At Unifimoney, we want to give people the opportunity to express their individuality and personal ethics and value easily and with low friction. We started by making a decision to use recovered ocean-bound plastic in our payment cards. We also decided to double down on this by sponsoring The Ocean Foundation with a donation each time the card is used.
We also are seeking to make it as easy as possible to put your money where your mouth is in terms of social impact investing. Our 12 investment themes include a number of social impact categories including LGBTQ+, Women in Leadership, and Clean Energy, and we are actively researching more. In the future, we hope to implement a new platform that makes it easy to donate equities directly to charities.

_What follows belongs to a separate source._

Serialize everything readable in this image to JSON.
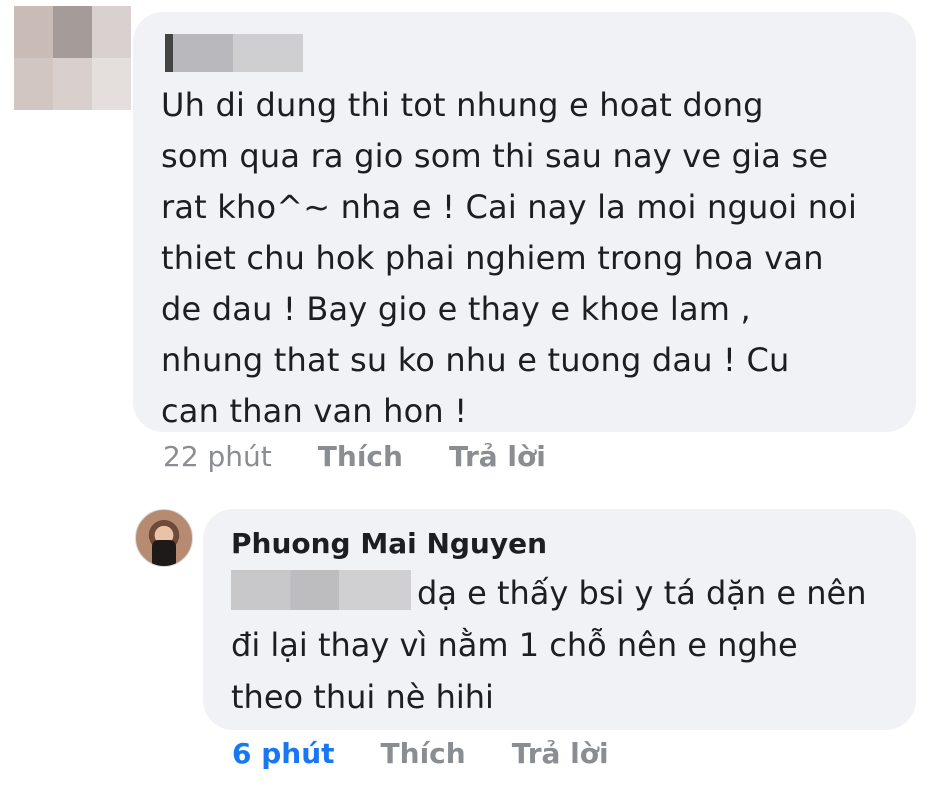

We don’t claim to be saving the world, but we do subscribe to the belief that it's small things done repeatedly over time that make the biggest impact on the hardest, most complex and intractable problems. That is as true for wealth management and the get rich slowly approach as it is for major issues around culture, society and the environment. As always, our goal is to reduce friction to create a positive change — for your finances and for the world.
The above does NOT constitute an offer, solicitation of an offer, nor advice to buy or sell specific securities. The opinions listed above are not the opinions of Unifimoney Inc. or Unifimoney RIA, Inc. but represent the opinions of independent contributors. These contributors may or may not hold positions in the stocks discussed. Investors should always independently research any stocks listed and form their own opinions, while recognizing that any investments made may lose value, are not bank guaranteed and are not FDIC insured.